Retention Configuration
record:
enabled: true
retain:
days: 14 # keep all continuous recordings for 14 days
mode: all # 'all' for continuous, 'motion' for motion-only
events:
retain:
default: 30 # keep event clips for 30 days
objects:
person: 60 # keep person events for 60 days
car: 30
Hardware Acceleration for Recording
Frigate can use hardware-accelerated video decoding to reduce CPU load. Intel QuickSync (available on most Intel CPUs with integrated graphics) is the most commonly used:
ffmpeg:
hwaccel_args: preset-vaapi
This offloads H.264/H.265 decoding from the CPU to the GPU, freeing up CPU cycles for other tasks. AMD and NVIDIA GPUs are also supported with different presets.
Comparison: Frigate vs. Alternatives
| Feature | Frigate | Blue Iris | Ring/Nest | UniFi Protect |
|---|---|---|---|---|
| Price | Free | $65 one-time | $10-20/mo | Free (with hardware) |
| Open source | Yes | No | No | No |
| AI object detection | Built-in | Plugin required | Cloud-based | Built-in (limited) |
| Camera compatibility | Any RTSP | Any RTSP | Ring/Nest only | UniFi cameras only |
| Platform | Linux (Docker) | Windows only | Cloud | UniFi hardware |
| Local processing | Yes | Yes | No | Yes |
| Home Assistant integration | Excellent | Good | Limited | Good |
| Mobile app | Via HA or web | Yes | Yes | Yes |
| Cloud dependency | None | None | Required | Optional |
| Privacy | Full control | Full control | Poor | Good |
| Setup difficulty | Moderate | Moderate | Easy | Easy |
| Recording options | Continuous + events | Continuous + events | Event-only (free) | Continuous + events |
| Hardware requirement | Linux box + Coral | Windows PC | Camera purchase | UniFi console + cameras |
Frigate is the best option if you want full control, AI detection, and open-source flexibility. The setup requires some technical comfort, but once configured, it runs reliably with minimal maintenance.

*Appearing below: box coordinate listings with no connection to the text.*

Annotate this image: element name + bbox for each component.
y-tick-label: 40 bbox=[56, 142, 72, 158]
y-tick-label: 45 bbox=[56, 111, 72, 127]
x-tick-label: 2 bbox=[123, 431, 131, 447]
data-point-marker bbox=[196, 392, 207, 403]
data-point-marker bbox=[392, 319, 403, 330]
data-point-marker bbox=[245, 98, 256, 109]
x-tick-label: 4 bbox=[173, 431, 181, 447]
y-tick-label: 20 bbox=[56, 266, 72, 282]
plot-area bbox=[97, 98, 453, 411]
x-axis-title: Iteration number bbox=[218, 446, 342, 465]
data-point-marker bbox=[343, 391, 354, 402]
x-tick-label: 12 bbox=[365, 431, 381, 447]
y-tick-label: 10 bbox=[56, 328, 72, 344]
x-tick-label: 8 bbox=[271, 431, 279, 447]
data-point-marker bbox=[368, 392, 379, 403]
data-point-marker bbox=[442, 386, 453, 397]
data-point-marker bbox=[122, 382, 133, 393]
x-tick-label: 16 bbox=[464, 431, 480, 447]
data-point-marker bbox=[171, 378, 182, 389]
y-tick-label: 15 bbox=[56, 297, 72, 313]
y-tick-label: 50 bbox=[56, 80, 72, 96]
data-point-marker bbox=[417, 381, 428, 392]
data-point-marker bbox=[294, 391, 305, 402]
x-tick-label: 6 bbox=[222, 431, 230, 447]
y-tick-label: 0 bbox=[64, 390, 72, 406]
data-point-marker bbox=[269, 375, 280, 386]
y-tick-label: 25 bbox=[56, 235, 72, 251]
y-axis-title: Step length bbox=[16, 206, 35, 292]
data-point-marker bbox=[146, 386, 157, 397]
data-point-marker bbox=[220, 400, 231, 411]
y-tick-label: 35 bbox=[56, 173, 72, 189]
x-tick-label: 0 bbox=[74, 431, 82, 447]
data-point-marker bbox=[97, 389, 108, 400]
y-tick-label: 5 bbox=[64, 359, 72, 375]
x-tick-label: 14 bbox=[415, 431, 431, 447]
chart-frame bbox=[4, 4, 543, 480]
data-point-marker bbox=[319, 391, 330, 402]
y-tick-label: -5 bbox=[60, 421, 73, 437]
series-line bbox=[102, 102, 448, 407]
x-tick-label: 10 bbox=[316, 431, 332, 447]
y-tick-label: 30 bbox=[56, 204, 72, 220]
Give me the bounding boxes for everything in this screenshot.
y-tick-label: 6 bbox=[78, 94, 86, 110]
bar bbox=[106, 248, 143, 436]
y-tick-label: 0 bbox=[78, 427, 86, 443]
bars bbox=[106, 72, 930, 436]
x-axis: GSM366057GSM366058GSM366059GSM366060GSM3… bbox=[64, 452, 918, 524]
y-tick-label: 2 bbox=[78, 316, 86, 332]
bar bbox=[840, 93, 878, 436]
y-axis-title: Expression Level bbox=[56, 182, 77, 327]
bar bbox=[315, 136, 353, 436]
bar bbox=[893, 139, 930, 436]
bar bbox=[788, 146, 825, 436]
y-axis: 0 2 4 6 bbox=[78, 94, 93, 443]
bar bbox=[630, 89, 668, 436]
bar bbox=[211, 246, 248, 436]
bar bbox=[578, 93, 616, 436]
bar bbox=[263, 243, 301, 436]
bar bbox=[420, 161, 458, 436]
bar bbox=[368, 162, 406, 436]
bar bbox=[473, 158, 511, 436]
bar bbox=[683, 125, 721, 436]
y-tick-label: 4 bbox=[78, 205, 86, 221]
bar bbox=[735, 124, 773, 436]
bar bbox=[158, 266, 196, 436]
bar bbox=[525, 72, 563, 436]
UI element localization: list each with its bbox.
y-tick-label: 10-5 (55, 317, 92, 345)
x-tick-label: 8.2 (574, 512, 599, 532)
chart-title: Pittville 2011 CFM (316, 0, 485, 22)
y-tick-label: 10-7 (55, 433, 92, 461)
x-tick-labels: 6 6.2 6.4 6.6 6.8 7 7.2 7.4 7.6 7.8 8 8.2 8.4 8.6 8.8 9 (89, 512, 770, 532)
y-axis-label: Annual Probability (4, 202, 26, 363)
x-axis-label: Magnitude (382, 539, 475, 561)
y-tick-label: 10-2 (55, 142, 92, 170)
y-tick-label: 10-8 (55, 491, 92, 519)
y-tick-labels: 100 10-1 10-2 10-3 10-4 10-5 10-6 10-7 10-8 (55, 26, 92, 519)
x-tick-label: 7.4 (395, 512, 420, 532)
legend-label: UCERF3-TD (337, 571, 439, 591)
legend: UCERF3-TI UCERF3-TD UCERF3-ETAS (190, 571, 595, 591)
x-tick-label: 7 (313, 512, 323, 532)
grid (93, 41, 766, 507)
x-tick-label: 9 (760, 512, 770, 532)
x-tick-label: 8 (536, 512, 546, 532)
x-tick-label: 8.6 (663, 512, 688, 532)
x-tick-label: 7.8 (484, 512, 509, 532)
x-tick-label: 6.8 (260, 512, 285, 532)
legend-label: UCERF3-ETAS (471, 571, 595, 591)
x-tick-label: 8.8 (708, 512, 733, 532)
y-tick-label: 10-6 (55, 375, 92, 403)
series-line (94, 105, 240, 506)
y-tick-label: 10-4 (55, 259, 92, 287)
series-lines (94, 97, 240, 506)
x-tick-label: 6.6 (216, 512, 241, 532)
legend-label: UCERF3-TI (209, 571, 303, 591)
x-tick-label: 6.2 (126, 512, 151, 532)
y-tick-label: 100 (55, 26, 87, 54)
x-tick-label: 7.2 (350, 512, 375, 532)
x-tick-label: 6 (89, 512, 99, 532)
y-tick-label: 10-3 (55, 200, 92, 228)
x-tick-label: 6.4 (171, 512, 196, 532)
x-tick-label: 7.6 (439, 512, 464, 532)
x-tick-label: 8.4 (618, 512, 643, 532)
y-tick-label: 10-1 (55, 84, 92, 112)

Blue Iris is a mature alternative if you're on Windows. It has been around for years and has a dedicated user base. AI detection requires third-party plugins (like CodeProject.AI), adding setup complexity. The $65 one-time cost is fair.
Ring/Nest are the easy choice if you just want to plug something in and have it work. You trade privacy, pay monthly, and accept vendor lock-in. When they change their plans or discontinue hardware, you're at their mercy. Ring has also faced scrutiny over sharing footage with law enforcement without user consent.
UniFi Protect is polished and locally processed, but you're locked into the UniFi ecosystem. You need a UniFi console (Dream Machine, NVR, or Cloud Key), and only UniFi cameras are supported. The cameras are good quality but pricier than alternatives.
The Bottom Line
Frigate is the best self-hosted NVR available today. The combination of real-time AI object detection, broad camera compatibility, excellent Home Assistant integration, and fully local processing makes it the clear choice for anyone willing to invest a weekend in setup.
The practical minimum to get started: a Linux machine (an old PC, a Mini PC, or an existing server), a Google Coral USB TPU, and one or two PoE cameras with RTSP support. Total cost for a two-camera setup is roughly $200-350 in hardware — less than two years of Ring subscriptions.
The trade-off is the initial setup and ongoing self-hosting responsibility. You need to manage your own storage, backups, and updates. But you get something no cloud service offers: complete ownership of your security footage, with AI detection that runs entirely under your control.